Samsung Electronics has emerged triumphantly amid a memory crisis, achieving a remarkable operating profit of 20 trillion won (approximately $13.8 billion) in the fourth quarter of 2025. The South Korean tech giant is expected to maintain this upward trajectory, potentially concluding the year with a staggering total of $69 billion in reserves. Despite these impressive figures, Chairman Lee Jae-yong has cautioned his executives against complacency, urging them to seize this pivotal moment as an opportunity for a significant rebound.

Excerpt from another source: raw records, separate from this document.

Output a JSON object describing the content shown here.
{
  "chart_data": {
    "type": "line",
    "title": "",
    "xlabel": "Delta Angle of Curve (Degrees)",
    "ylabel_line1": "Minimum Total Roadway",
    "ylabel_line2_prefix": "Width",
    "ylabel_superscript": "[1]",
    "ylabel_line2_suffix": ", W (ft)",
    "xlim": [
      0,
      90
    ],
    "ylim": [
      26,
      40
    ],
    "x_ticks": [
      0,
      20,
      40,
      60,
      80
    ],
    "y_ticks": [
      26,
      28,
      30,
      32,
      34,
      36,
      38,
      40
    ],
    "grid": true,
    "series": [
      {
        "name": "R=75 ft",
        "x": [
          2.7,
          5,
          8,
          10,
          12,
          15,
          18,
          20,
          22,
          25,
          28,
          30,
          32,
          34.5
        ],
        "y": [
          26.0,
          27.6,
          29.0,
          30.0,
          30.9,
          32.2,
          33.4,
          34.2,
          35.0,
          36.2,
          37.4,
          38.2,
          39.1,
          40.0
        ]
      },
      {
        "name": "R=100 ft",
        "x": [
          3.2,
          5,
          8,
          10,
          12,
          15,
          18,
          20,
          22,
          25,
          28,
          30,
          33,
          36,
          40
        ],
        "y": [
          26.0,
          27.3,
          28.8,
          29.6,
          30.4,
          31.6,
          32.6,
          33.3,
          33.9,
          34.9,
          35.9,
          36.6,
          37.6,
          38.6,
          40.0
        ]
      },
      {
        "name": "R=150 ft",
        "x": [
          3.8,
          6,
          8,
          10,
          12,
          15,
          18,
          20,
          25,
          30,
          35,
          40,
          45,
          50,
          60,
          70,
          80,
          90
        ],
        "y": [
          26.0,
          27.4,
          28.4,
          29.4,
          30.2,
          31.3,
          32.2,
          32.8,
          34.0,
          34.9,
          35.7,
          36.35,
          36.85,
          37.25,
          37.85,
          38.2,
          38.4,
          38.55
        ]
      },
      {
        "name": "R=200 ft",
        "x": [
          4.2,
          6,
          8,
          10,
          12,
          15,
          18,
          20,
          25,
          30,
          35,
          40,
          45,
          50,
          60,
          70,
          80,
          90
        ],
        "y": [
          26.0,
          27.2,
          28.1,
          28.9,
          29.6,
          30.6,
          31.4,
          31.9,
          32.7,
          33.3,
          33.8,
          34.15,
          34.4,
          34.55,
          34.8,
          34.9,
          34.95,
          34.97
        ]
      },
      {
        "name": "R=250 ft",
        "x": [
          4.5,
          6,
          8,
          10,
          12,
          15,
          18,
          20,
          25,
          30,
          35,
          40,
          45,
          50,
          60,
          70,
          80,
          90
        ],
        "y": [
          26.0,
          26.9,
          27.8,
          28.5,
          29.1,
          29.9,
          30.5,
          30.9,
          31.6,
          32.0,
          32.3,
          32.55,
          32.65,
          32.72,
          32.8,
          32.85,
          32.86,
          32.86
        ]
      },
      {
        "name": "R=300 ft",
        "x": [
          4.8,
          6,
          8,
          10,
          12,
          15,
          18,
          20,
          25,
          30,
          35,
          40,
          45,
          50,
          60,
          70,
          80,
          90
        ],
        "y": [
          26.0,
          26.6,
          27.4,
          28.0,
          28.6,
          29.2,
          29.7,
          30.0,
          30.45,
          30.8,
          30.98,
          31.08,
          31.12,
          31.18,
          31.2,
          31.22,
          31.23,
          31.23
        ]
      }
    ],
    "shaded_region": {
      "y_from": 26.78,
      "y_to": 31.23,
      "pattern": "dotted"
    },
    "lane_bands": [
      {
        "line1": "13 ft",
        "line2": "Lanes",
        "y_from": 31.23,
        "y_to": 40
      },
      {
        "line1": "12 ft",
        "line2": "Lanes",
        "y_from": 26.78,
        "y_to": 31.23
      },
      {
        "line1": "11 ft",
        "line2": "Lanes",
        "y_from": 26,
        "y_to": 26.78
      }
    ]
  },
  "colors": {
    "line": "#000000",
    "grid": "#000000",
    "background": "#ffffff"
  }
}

Executive Seminar Highlights Samsung’s Journey from Struggles
During a recent seminar attended by around 2, 000 executives, Lee Jae-yong emphasized the importance of not resting on short-term achievements. According to Korea Joongang Daily, he stressed the necessity of strategic efforts to maintain Samsung’s competitive edge in technology. The session included reflections on the words of his late father, Lee Kun-hee, who had once articulated the “sandwich crisis”theory in 2007, describing South Korea’s economic challenges as being trapped between advancing competitors Japan and China.

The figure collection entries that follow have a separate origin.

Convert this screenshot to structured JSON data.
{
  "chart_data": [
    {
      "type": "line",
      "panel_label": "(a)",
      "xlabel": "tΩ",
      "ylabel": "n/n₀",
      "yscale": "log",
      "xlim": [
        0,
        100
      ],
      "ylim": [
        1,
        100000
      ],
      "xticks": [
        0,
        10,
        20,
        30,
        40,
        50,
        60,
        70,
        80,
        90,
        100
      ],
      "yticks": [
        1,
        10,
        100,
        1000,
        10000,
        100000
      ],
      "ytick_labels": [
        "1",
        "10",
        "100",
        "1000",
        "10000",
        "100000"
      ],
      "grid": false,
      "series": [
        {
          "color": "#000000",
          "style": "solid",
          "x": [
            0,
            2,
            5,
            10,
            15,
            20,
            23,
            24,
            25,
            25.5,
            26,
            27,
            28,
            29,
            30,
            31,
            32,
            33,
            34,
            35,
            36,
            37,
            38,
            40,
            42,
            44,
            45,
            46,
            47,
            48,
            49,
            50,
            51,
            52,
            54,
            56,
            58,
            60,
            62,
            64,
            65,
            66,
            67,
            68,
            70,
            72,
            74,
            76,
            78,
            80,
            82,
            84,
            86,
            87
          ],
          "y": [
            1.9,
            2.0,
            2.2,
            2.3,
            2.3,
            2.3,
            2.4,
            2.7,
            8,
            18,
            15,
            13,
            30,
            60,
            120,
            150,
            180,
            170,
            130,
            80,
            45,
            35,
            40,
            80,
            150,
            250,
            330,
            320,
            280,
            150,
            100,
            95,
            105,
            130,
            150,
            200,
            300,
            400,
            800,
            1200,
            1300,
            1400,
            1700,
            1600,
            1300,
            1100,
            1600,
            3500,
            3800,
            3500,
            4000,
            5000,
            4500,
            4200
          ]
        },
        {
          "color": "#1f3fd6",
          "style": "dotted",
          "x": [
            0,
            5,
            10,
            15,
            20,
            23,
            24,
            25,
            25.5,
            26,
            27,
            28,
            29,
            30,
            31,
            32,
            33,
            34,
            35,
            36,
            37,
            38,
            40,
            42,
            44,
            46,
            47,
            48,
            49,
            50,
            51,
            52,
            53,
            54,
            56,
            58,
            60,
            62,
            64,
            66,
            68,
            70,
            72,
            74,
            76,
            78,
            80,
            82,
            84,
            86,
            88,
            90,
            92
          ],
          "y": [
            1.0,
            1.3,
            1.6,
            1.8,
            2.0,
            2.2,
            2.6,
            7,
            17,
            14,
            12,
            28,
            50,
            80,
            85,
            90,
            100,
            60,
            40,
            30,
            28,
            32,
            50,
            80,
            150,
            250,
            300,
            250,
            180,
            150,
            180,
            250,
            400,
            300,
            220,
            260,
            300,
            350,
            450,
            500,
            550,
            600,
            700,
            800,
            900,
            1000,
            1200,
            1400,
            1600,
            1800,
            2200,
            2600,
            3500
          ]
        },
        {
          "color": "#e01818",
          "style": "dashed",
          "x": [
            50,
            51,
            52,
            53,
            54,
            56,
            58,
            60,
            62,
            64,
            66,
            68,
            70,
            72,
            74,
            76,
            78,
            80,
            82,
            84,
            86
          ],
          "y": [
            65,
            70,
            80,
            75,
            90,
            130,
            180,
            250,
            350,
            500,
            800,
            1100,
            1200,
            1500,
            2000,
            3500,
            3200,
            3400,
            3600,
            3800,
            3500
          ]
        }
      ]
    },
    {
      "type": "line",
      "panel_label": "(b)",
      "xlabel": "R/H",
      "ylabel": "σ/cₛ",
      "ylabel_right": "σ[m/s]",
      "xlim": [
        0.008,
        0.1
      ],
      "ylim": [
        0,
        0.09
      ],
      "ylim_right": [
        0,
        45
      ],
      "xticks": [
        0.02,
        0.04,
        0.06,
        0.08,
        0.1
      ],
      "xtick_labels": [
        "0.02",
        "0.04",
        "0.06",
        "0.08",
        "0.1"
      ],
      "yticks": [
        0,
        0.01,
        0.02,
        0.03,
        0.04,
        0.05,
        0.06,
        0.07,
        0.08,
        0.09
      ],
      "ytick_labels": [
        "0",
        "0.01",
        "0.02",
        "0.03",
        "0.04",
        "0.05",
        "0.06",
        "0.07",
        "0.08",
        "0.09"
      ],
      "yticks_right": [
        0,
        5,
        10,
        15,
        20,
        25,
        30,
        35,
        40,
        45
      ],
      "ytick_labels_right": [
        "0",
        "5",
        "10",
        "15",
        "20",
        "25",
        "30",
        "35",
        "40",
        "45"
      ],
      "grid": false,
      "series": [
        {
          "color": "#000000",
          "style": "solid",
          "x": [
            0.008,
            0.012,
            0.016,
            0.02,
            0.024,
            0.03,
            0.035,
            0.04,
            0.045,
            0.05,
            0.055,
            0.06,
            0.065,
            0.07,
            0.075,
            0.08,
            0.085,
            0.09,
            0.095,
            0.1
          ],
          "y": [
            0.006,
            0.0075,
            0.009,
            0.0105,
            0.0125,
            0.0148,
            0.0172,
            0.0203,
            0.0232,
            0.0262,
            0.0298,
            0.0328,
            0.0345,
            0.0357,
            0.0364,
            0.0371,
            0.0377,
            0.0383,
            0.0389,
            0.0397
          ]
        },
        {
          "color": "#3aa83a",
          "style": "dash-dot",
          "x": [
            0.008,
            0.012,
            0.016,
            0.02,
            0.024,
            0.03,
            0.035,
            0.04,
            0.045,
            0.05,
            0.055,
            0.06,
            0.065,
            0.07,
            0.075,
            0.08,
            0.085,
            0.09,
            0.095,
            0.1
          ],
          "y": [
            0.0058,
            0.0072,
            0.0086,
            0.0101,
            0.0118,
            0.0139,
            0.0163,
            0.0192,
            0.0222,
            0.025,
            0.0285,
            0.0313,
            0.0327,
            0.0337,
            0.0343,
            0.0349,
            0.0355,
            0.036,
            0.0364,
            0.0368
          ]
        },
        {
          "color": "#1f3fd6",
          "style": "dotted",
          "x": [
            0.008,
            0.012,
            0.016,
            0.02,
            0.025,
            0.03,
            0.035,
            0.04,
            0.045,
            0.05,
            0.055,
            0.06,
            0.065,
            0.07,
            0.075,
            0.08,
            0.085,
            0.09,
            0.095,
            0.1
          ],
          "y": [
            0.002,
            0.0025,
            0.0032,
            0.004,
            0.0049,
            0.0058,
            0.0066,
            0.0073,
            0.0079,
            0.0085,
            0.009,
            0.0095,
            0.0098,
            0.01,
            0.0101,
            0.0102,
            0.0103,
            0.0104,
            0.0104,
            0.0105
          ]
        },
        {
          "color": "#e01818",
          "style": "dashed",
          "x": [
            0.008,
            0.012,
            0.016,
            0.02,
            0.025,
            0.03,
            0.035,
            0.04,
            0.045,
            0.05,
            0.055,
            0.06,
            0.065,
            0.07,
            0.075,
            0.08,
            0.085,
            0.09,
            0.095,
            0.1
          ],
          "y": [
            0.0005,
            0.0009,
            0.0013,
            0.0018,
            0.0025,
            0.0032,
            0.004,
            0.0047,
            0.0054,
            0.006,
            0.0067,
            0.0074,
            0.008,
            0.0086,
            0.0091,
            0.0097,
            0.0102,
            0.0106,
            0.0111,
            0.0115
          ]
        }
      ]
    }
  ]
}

Lee Jae-yong recalled prior remarks from the previous year’s seminar, reiterating that the company had lost its resilience and called for a “do or die”mentality. To address current market challenges, he urged executives to adopt AI-driven management strategies, attract top talent, and foster a culture of continuous innovation. Reports indicate that Samsung is committed to improving its foundry business profitability by 2027, with progress on its 2nm Gate-All-Around (GAA) technology following partnerships with major players like Tesla.
Notably, Samsung’s foundry operating rate has seen an increase from 50% to 60%.While the non-memory division once suffered losses of 2 trillion won (roughly $1.36 billion) quarterly, these have been significantly reduced to 1 trillion won (about $680 million) in Q3 and Q4 of 2025. This constitutes a remarkable improvement compared to the major downturn experienced in 2023, when Samsung’s semiconductor division faced severe challenges.

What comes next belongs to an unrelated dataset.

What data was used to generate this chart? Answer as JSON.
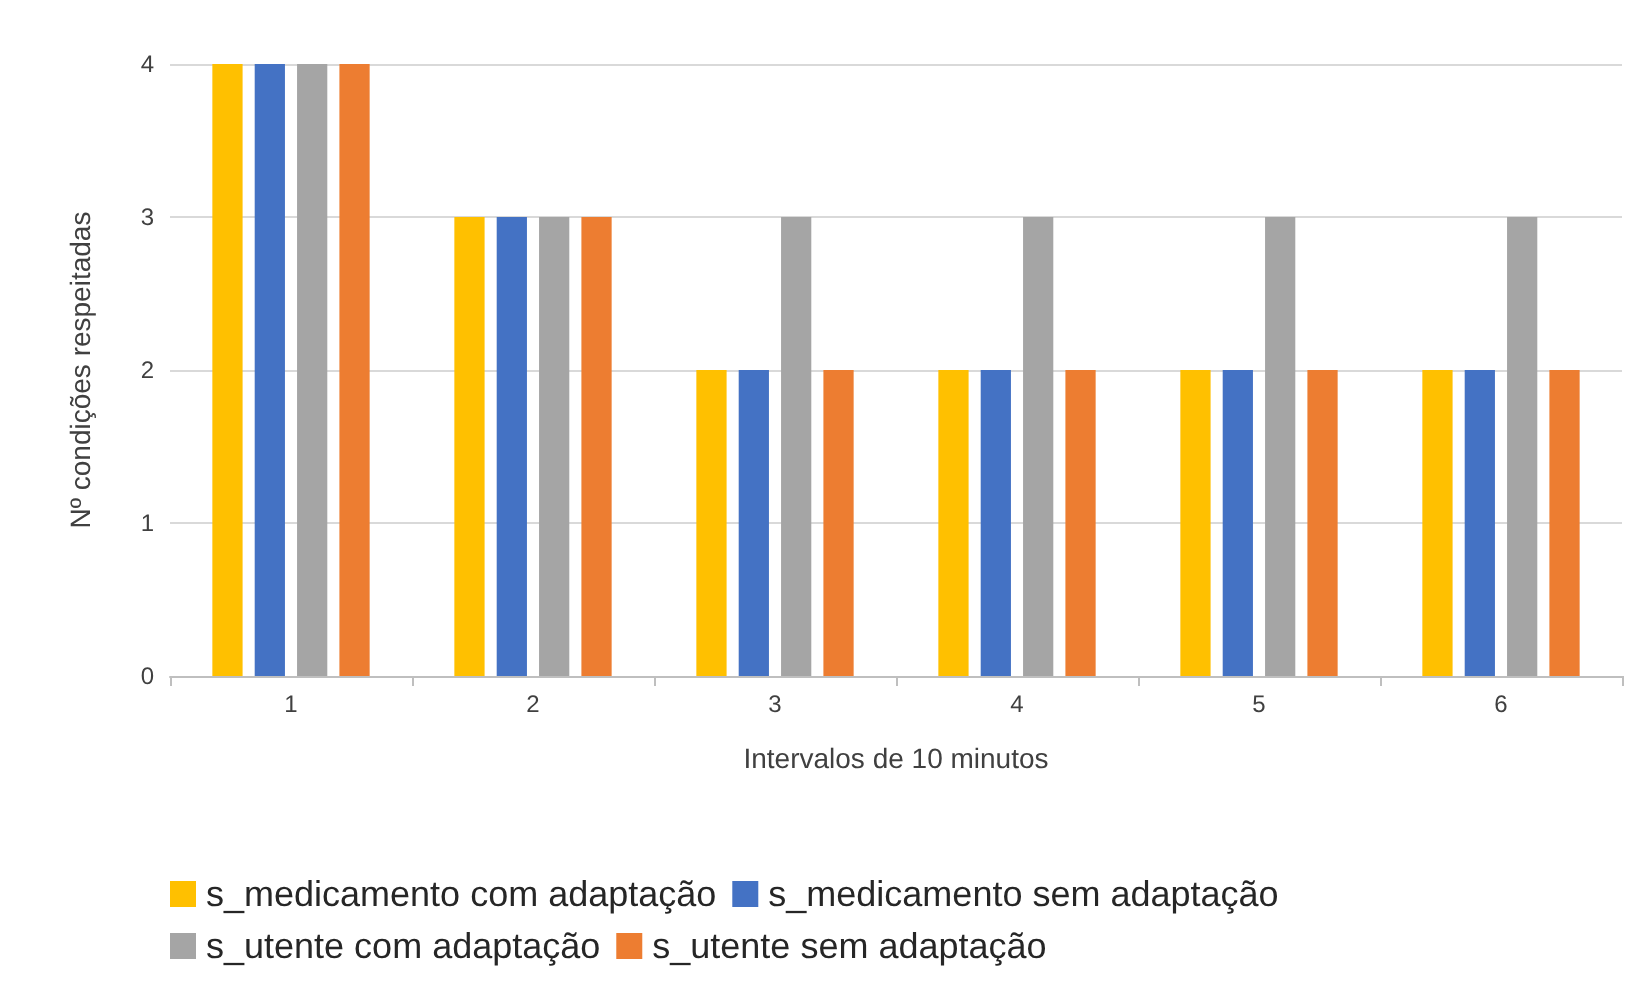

Despite Samsung’s gradual recovery, it appears that the company is strategically positioning itself during the ongoing DRAM and NAND flash shortages, which provide a temporary safety net. However, industry experts, such as DigiTimes’ Deputy Director, have mentioned that while the current crisis may offer benefits, it may not be enough for Samsung to effectively compete against TSMC in the foundry sector. Nevertheless, history has shown that companies can make significant comebacks, as seen with Huawei. Hence, the tech community eagerly anticipates the day when Samsung’s resurgence will be solidified in industry history.